Below is the specific script I'm trying to run, in case it's relevant
rawlines = LOAD '...' USING PigStorage('`');
bigQFields = FOREACH bigQLogs GENERATE GFV(*,'queryId')
as queryId, GFV(*, 'queryStart')
as queryStart;
bigQMap = ?? how to make a map with queryId as key and queryStart as value ?? ;
TOMAP takes a series of pairs and converts them into the map, so it is meant to be used like:
-- Schema: A:{foo:chararray, bar:int, bing:chararray, bang:int}
-- Data: (John, 27, Joe, 30)
B = FOREACH A GENERATE TOMAP(foo, bar, bing, bang) AS m ;
-- Schema: B:{m: map[]}
-- Data: (John#27,Joe#30)
So as you can see the syntax does not support converting a bag to a map. As far as I know there is no way to convert a bag in the format you have to map in pure pig. However, you can definitively write a java UDF to do this.
NOTE: I'm not too experienced with java, so this UDF can easily be improved on (adding exception handling, what happens if a key added twice etc.). However, it does accomplish what you need it to.
package myudfs;
import java.io.IOException;
import org.apache.pig.EvalFunc;
import java.util.Map;
import java.util.HashMap;
import java.util.Iterator;
import org.apache.pig.data.Tuple;
import org.apache.pig.data.DataBag;
public class ConvertToMap extends EvalFunc<Map>
{
public Map exec(Tuple input) throws IOException {
DataBag values = (DataBag)input.get(0);
Map<Object, Object> m = new HashMap<Object, Object>();
for (Iterator<Tuple> it = values.iterator(); it.hasNext();) {
Tuple t = it.next();
m.put(t.get(0), t.get(1));
}
return m;
}
}
Once you compile the script into a jar, it can be used like:
REGISTER myudfs.jar ;
-- A is loading some sample data I made
A = LOAD 'foo.in' AS (foo:{T:(id:chararray, value:chararray)}) ;
B = FOREACH A GENERATE myudfs.ConvertToMap(foo) AS bar;
Contents of foo.in:
{(open,apache),(apache,hadoop)}
{(foo,bar),(bar,foo),(open,what)}
Output from B:
([open#apache,apache#hadoop])
([bar#foo,open#what,foo#bar])
Another approach is to use python to create the UDF:
myudfs.py
#!/usr/bin/python
#outputSchema("foo:map[]")
def BagtoMap(bag):
d = {}
for key, value in bag:
d[key] = value
return d
Which is used like this:
Register 'myudfs.py' using jython as myfuncs;
-- A is still just loading some of my test data
A = LOAD 'foo.in' AS (foo:{T:(key:chararray, value:chararray)}) ;
B = FOREACH A GENERATE myfuncs.BagtoMap(foo) ;
And produces the same output as the Java UDF.
BONUS:
Since I don't like maps very much, here is a link explaining how the functionality of a map can be replicated with just key value pairs. Since your key value pairs are in a bag, you'll need to do the map-like operations in a nested FOREACH:
-- A is a schema that contains kv_pairs, a bag in the form {(id, value)}
B = FOREACH A {
temp = FOREACH kv_pairs GENERATE (key=='foo'?value:NULL) ;
-- Output is like: ({(),(thevalue),(),()})

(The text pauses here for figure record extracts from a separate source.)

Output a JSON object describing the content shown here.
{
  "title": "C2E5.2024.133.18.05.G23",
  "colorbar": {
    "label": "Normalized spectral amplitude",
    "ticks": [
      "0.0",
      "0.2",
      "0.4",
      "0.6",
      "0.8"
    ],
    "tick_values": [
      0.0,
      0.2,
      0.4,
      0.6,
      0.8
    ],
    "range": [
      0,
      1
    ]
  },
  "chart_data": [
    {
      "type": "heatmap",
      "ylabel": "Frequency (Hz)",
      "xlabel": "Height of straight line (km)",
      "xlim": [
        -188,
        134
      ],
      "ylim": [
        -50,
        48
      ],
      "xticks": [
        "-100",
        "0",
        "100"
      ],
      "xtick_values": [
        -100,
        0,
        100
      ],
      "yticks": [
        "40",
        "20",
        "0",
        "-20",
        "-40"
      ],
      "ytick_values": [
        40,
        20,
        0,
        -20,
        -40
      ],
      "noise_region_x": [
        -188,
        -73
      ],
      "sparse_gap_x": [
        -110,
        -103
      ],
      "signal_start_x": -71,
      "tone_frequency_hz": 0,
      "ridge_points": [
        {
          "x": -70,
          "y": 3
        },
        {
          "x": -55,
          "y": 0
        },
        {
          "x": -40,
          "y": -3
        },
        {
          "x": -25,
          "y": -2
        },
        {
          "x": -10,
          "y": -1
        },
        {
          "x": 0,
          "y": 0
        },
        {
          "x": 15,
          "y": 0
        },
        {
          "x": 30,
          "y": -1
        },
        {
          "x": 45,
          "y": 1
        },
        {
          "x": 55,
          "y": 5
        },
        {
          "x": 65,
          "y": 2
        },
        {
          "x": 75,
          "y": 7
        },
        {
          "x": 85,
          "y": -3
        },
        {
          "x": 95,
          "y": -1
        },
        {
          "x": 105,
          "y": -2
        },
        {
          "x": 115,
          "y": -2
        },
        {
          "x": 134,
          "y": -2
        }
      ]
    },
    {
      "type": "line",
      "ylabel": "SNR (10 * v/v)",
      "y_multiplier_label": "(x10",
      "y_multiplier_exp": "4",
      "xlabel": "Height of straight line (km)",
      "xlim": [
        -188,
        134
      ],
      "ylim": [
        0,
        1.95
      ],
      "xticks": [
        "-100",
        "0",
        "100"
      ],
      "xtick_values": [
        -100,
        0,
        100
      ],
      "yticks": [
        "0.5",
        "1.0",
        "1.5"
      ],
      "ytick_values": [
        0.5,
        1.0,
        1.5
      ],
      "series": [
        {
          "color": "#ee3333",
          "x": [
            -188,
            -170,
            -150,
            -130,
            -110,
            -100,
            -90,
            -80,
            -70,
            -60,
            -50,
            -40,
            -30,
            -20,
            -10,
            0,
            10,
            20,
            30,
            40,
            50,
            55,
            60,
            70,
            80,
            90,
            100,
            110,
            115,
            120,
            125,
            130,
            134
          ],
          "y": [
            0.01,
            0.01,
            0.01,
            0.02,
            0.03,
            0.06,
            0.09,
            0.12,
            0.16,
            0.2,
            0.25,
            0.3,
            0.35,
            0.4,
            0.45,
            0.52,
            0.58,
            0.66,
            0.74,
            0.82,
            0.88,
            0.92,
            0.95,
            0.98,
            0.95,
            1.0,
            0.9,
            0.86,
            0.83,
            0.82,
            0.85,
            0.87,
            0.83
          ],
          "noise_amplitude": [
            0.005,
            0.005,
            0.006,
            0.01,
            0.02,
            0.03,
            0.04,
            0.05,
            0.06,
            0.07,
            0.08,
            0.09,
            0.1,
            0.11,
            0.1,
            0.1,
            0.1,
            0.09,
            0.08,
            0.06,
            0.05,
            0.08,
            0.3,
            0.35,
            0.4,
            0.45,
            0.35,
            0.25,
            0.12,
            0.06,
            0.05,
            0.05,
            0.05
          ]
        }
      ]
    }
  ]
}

-- MAX will pull the maximum value from the filtered bag, which is
-- value (the chararray) if the key matched. Otherwise it will return NULL.
GENERATE MAX(temp) as kv_pairs_filtered ;
}
I ran into the same situation so I submitted a patch that just got accepted: https://issues.apache.org/jira/browse/PIG-4638
This means that what you wanted is a core part starting with pig 0.16.